In this case sale_start and sale_end are two custom fields provided by the user that don't belong to the Zine frontmatter schema.

This means that even though Zine is an application written in Zig, for all intents and purposes, we are in a similar situation to where JavaScript was, when it comes to parsing contents of the custom field.

Zine leverages tagged unions in order to recognize when a user-provided field is meant to represent a date, which brings a couple practical benefits:

  • the user doesn't have to parse a date out of a string everytime they want to access custom date fields
  • a malformed date will result in a frontmatter parsing error, instead of a template evaluation error

Concrete Tips

The goldern rule of tagged literals (and maybe of a few other things as well):

Abstract purity doesn't belong in engineering.,

Resist always the temptation of creating tagged literals for abstract reasons. Always think of the practical implications and act exclusively in accordance to the intent of achieving a practical outcome.
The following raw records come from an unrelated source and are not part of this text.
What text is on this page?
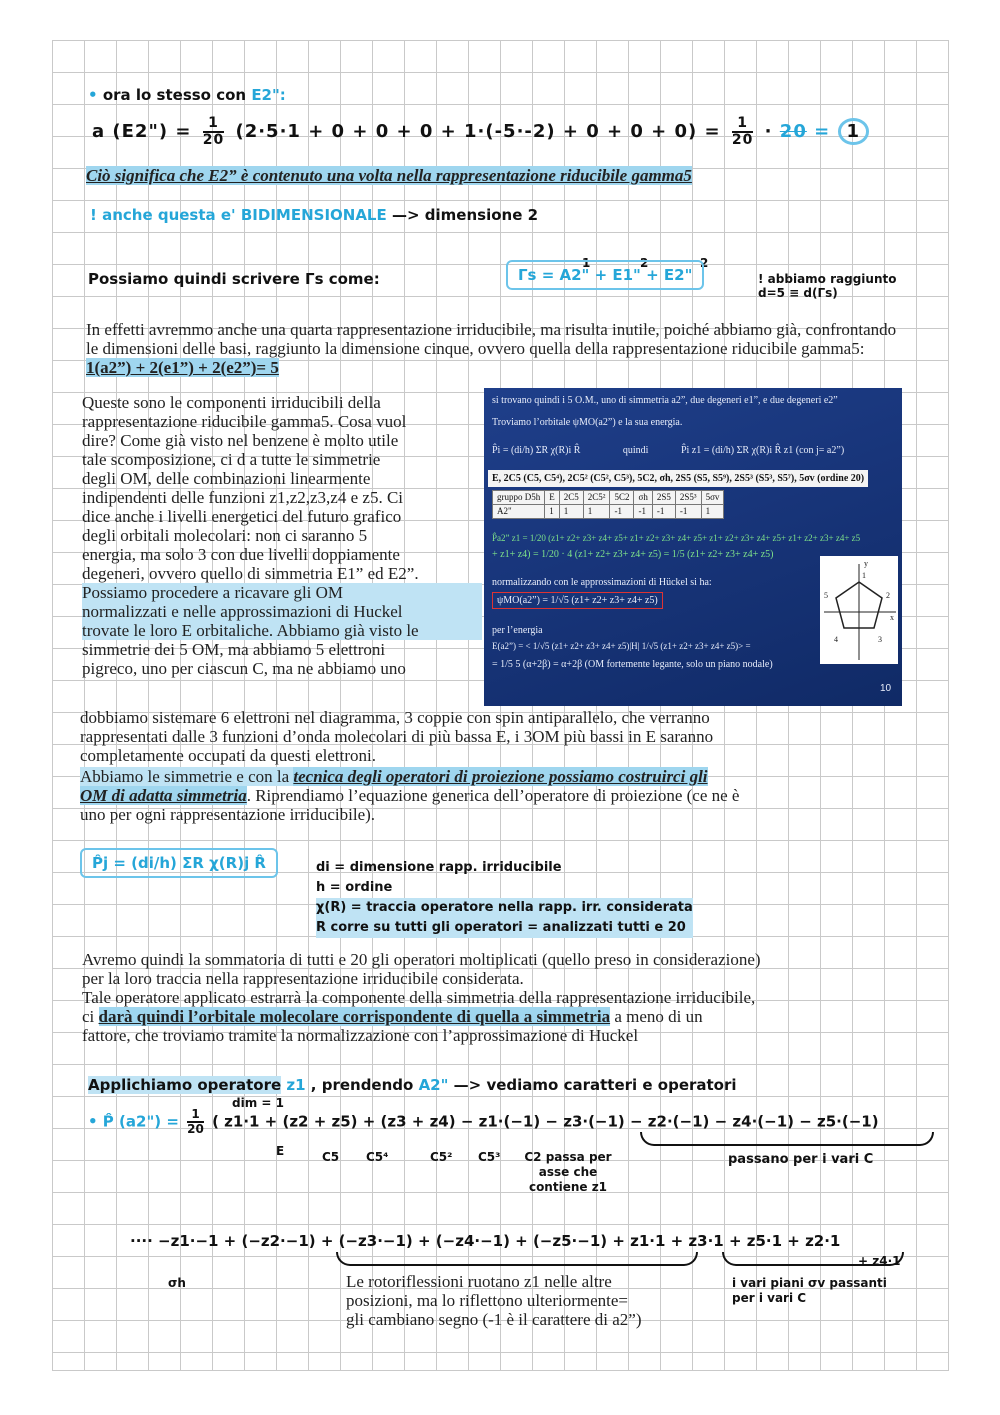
• ora lo stesso con E2":
a (E2") = $\frac{1}{20} (2\cdot 5\cdot 1 + 0 + 0 + 0 + 1\cdot(-5\cdot-2) + 0 + 0 + 0) = \frac{1}{20} \cdot 20 = 1$
Ciò significa che E2” è contenuto una volta nella rappresentazione riducibile gamma5
! anche questa e' BIDIMENSIONALE —> dimensione 2
Possiamo quindi scrivere Γs come:
1	2	2
Γs = A2" + E1" + E2"	! abbiamo raggiunto
d=5 ≡ d(Γs)
In effetti avremmo anche una quarta rappresentazione irriducibile, ma risulta inutile, poiché abbiamo già, confrontando le dimensioni delle basi, raggiunto la dimensione cinque, ovvero quella della rappresentazione riducibile gamma5: 1(a2”) + 2(e1”) + 2(e2”)= 5
Queste sono le componenti irriducibili della
rappresentazione riducibile gamma5. Cosa vuol
dire? Come già visto nel benzene è molto utile
tale scomposizione, ci d a tutte le simmetrie
degli OM, delle combinazioni linearmente
indipendenti delle funzioni z1,z2,z3,z4 e z5. Ci
dice anche i livelli energetici del futuro grafico
degli orbitali molecolari: non ci saranno 5
energia, ma solo 3 con due livelli doppiamente
degeneri, ovvero quello di simmetria E1” ed E2”.
Possiamo procedere a ricavare gli OM
normalizzati e nelle approssimazioni di Huckel
trovate le loro E orbitaliche. Abbiamo già visto le
simmetrie dei 5 OM, ma abbiamo 5 elettroni
pigreco, uno per ciascun C, ma ne abbiamo uno
si trovano quindi i 5 O.M., uno di simmetria a2”, due degeneri e1”, e due degeneri e2”
Troviamo l’orbitale ψMO(a2”) e la sua energia.
P̂i = (di/h) ΣR χ(R)i R̂	quindi	P̂i z1 = (di/h) ΣR χ(R)i R̂ z1 (con j= a2”)
E, 2C5 (C5, C5⁴), 2C5² (C5², C5³), 5C2, σh, 2S5 (S5, S5⁹), 2S5³ (S5³, S5⁷), 5σv (ordine 20)
gruppo D5h	E	2C5	2C5²	5C2	σh	2S5	2S5³	5σv
A2"	1	1	1	-1	-1	-1	-1	1
P̂a2” z1 = 1/20 (z1+ z2+ z3+ z4+ z5+ z1+ z2+ z3+ z4+ z5+ z1+ z2+ z3+ z4+ z5+ z1+ z2+ z3+ z4+ z5
+ z1+ z4) = 1/20 · 4 (z1+ z2+ z3+ z4+ z5) = 1/5 (z1+ z2+ z3+ z4+ z5)
normalizzando con le approssimazioni di Hückel si ha:
ψMO(a2”) = 1/√5 (z1+ z2+ z3+ z4+ z5)
per l’energia
E(a2”) = < 1/√5 (z1+ z2+ z3+ z4+ z5)|H| 1/√5 (z1+ z2+ z3+ z4+ z5)> =
= 1/5 5 (α+2β) = α+2β (OM fortemente legante, solo un piano nodale)
y
x
1
2
3
4
5
10
dobbiamo sistemare 6 elettroni nel diagramma, 3 coppie con spin antiparallelo, che verranno
rappresentati dalle 3 funzioni d’onda molecolari di più bassa E, i 3OM più bassi in E saranno
completamente occupati da questi elettroni.
Abbiamo le simmetrie e con la tecnica degli operatori di proiezione possiamo costruirci gli
OM di adatta simmetria. Riprendiamo l’equazione generica dell’operatore di proiezione (ce ne è
uno per ogni rappresentazione irriducibile).
P̂j = (di/h) ΣR χ(R)j R̂	di = dimensione rapp. irriducibile
h = ordine
χ(R) = traccia operatore nella rapp. irr. considerata
R corre su tutti gli operatori = analizzati tutti e 20
Avremo quindi la sommatoria di tutti e 20 gli operatori moltiplicati (quello preso in considerazione)
per la loro traccia nella rappresentazione irriducibile considerata.
Tale operatore applicato estrarrà la componente della simmetria della rappresentazione irriducibile,
ci darà quindi l’orbitale molecolare corrispondente di quella a simmetria a meno di un
fattore, che troviamo tramite la normalizzazione con l’approssimazione di Huckel
Applichiamo operatore z1 , prendendo A2" —> vediamo caratteri e operatori
dim = 1
• P̂ (a2") = $\frac{1}{20}$ ( z1·1 + (z2 + z5) + (z3 + z4) − z1·(−1) − z3·(−1) − z2·(−1) − z4·(−1) − z5·(−1)
E	C5 C5⁴	C5² C5³	C2 passa per asse che contiene z1
passano per i vari C
···· −z1·−1 + (−z2·−1) + (−z3·−1) + (−z4·−1) + (−z5·−1) + z1·1 + z3·1 + z5·1 + z2·1
+ z4·1
σh	Le rotoriflessioni ruotano z1 nelle altre
posizioni, ma lo riflettono ulteriormente=
gli cambiano segno (-1 è il carattere di a2”)
i vari piani σv passanti per i vari C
Manual editing or automated generation?

If your Ziggy data layout is going to be edited by humans manually (e.g. it's a config file format), then they might benefit from the affordance offered by a tagged literal, like dedicated documentation and autocomplete suggestions. Although you should also keep in mind that if your literal is only used in one place, then a field doc comment might suffice (like in the chat message use case).

If your data layouts are instead designed to be consumed by programs (e.g. API messages), then the previous point become much weaker and you will want to leverage other considerations in order to make a final decision.
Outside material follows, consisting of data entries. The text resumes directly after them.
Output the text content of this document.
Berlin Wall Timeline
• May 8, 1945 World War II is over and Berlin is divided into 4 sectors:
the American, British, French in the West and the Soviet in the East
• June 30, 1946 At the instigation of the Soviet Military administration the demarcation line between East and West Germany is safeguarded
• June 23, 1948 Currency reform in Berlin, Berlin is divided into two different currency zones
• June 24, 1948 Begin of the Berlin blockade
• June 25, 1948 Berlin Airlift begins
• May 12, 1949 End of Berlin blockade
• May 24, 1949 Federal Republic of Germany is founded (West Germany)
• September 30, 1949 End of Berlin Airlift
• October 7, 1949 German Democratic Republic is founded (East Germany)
Who will consume your data layout?

If your Ziggy data layout might be consumed by clients implemented in dynamic languages, they might want to parse your Ziggy documents without hardcoding a schema in their code, and in that case tagged literals could help them improve their parsing experience.

If your data layouts are instead going to be consumed exclusively by statically typed, compiled, low-level languages, then you will want to leverage other considerations in order to make a final decision.

Do you have user-provided fields?

If you Ziggy data layout accepts user-provided fields, and users are allowed to input strings that represent types understood by your application (e.g. dates) then you have a good reason to defne those types as tagged literals.

It should be noted that this last point should still be evaluated in light of the "avoid abstract purity" principle. It's often the case that applications must deal with many literals, like @url or @path for example, but that doesn't immediately mean that one should create literals for each.

The Zine frontmatter example was relevant precisely because by recognizing dates early the user experience got improved. If creating a tagged literal for a type doesn't trigger the same kind of practical improvement, it might be best to prefer creating a simpler schema in order to gain the very real benefit of lowering the cognitive load on your users.